FFSAT supports multiple optimization backends (default: pgd):

• pgd: Projected Gradient Descent with box constraints (JAXOPT)
• lbfgsb: Limited-memory BFGS with bounds (JAXOPT)
• josp-lbfgsb: JAXOPT's Scipy-wrapped L-BFGS-B
• sp-lbfgsb: Pure Scipy L-BFGS-B (CPU-based, useful for comparison)

Note: The solver algorithm is currently hardcoded in the source. Support for command-line selection may be added in future versions.

License

Dual-licensed under:

• Apache License 2.0 (Apache-2.0)
• GNU General Public License v2.0 or later (GPL-2.0-or-later)

You may choose either license when using, modifying, or redistributing this project.

Source files use the combined SPDX expression:

SPDX-License-Identifier: Apache-2.0 OR GPL-2.0-or-later

License texts: see LICENSE-APACHE (Apache 2.0) and LICENSE (GPL v2).

Contributions are accepted under the same dual-license terms.

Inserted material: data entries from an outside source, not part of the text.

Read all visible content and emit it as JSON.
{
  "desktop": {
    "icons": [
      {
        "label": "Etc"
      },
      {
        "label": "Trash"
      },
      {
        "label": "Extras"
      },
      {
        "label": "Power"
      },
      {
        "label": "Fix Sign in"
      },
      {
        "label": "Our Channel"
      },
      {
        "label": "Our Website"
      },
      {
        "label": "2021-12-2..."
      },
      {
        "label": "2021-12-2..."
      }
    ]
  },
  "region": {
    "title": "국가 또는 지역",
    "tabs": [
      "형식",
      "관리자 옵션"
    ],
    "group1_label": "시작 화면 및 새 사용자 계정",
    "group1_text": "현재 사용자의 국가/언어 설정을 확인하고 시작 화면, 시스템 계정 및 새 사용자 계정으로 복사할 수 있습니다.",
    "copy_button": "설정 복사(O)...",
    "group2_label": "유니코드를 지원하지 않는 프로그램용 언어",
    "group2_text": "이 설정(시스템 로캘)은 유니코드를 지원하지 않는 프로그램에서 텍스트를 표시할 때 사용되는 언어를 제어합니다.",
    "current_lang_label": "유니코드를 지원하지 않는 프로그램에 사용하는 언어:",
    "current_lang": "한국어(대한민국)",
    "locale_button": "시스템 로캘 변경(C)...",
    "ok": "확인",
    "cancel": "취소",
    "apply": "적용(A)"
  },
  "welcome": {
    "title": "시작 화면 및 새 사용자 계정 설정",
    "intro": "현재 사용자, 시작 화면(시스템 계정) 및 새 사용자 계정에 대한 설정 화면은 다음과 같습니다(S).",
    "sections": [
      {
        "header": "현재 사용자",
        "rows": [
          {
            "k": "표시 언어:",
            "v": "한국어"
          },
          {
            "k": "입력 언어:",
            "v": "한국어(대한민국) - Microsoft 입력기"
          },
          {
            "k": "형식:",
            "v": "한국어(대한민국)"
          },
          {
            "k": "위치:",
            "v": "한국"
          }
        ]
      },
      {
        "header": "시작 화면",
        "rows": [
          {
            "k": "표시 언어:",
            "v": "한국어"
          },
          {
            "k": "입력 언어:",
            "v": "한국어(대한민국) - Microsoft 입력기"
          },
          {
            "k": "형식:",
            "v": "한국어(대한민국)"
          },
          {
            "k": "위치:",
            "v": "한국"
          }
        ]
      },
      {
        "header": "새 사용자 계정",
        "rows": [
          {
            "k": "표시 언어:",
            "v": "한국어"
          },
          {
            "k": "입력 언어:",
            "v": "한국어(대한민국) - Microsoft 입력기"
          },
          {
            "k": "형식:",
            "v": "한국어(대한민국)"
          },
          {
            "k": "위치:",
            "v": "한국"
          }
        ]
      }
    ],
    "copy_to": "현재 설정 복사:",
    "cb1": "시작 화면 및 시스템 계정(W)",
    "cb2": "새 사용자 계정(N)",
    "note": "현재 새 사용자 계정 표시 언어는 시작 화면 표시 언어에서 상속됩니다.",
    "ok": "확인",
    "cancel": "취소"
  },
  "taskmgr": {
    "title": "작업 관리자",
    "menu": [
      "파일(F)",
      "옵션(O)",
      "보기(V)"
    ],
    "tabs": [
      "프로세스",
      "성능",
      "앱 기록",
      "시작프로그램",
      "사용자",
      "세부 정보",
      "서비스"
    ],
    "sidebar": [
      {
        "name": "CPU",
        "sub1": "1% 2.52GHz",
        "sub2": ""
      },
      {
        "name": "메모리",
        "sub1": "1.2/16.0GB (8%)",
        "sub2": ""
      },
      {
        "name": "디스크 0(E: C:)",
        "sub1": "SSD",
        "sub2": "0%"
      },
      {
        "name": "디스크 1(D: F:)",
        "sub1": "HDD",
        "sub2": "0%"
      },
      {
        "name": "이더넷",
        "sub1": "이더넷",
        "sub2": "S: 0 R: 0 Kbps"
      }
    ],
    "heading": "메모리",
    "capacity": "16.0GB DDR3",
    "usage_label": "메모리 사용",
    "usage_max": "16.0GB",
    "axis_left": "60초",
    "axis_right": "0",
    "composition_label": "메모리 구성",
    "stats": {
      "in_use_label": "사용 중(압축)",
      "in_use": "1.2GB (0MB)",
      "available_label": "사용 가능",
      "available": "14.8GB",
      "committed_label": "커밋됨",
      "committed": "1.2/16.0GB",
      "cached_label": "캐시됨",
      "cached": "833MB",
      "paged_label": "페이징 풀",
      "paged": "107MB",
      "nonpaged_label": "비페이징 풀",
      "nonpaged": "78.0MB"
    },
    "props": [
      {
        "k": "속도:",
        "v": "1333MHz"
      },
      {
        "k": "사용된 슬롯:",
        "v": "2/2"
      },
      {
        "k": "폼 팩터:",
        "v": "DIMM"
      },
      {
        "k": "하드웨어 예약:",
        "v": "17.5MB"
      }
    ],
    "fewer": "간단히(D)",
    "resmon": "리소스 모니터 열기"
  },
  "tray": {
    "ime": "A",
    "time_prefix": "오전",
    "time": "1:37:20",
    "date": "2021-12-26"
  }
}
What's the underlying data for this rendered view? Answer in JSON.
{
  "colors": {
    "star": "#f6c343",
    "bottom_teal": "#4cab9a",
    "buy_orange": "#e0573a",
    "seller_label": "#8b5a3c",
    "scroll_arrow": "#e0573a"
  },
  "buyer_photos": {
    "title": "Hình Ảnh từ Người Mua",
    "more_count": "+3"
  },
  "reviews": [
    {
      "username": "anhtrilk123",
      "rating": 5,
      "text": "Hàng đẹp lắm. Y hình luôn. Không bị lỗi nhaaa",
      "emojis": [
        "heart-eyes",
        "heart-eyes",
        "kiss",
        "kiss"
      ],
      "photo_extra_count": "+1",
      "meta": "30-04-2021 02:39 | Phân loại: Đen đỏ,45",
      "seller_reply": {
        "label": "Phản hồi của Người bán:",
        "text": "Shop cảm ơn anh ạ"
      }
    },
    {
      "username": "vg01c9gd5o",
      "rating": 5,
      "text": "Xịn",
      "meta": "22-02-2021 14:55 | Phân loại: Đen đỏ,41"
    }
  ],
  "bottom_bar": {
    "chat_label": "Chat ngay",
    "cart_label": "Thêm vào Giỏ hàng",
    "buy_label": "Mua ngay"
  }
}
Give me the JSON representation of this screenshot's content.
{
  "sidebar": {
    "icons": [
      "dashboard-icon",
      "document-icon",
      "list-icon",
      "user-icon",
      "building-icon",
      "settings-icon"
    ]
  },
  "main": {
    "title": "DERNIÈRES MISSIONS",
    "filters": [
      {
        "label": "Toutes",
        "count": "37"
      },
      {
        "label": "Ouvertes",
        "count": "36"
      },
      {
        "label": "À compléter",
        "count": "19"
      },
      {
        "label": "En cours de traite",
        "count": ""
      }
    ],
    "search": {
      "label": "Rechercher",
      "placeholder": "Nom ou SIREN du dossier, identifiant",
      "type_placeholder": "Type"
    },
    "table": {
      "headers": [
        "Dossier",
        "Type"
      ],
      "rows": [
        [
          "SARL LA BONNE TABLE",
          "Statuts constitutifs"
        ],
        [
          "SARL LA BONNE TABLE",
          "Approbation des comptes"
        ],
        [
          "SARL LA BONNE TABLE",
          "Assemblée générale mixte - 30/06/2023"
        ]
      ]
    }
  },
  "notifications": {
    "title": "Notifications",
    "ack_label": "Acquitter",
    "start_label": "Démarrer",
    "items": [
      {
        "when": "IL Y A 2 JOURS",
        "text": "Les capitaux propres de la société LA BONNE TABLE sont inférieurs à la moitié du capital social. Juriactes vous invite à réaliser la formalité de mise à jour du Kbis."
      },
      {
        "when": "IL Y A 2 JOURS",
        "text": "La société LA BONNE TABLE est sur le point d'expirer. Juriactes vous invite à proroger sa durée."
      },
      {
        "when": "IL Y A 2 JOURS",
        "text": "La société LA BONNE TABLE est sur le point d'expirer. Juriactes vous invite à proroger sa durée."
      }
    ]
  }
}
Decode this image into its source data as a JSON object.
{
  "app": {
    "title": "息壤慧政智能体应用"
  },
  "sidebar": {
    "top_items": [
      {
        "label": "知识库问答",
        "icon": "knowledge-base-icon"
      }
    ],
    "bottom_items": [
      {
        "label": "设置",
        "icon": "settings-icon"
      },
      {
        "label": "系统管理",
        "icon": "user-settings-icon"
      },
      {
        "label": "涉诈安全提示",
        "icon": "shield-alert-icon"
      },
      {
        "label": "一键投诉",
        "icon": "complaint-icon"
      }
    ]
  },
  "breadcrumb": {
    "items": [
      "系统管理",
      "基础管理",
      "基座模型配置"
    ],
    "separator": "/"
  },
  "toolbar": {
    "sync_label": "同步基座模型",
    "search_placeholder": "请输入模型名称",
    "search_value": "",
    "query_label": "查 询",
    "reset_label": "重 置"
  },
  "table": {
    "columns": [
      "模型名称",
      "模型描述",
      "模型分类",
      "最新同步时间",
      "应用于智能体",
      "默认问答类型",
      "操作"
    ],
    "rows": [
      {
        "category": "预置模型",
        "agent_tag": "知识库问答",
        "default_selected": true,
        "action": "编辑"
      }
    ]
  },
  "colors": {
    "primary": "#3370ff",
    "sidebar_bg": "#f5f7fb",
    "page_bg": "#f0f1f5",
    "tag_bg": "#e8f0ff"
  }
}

Citations and Related Work

This work builds upon the following research:

[1] Kyrillidis, A., Shrivastava, A., Vardi, M. Y., & Zhang, Z. (2021). Solving hybrid Boolean constraints in continuous space via multilinear Fourier expansions. Artificial Intelligence, 299, 103559.

[2] Cen, Y., Zhang, Z., & Fong, X. (2025). Massively Parallel Continuous Local Search for Hybrid SAT Solving on GPUs. Proceedings of the AAAI Conference on Artificial Intelligence, 39(11), 11140-11149.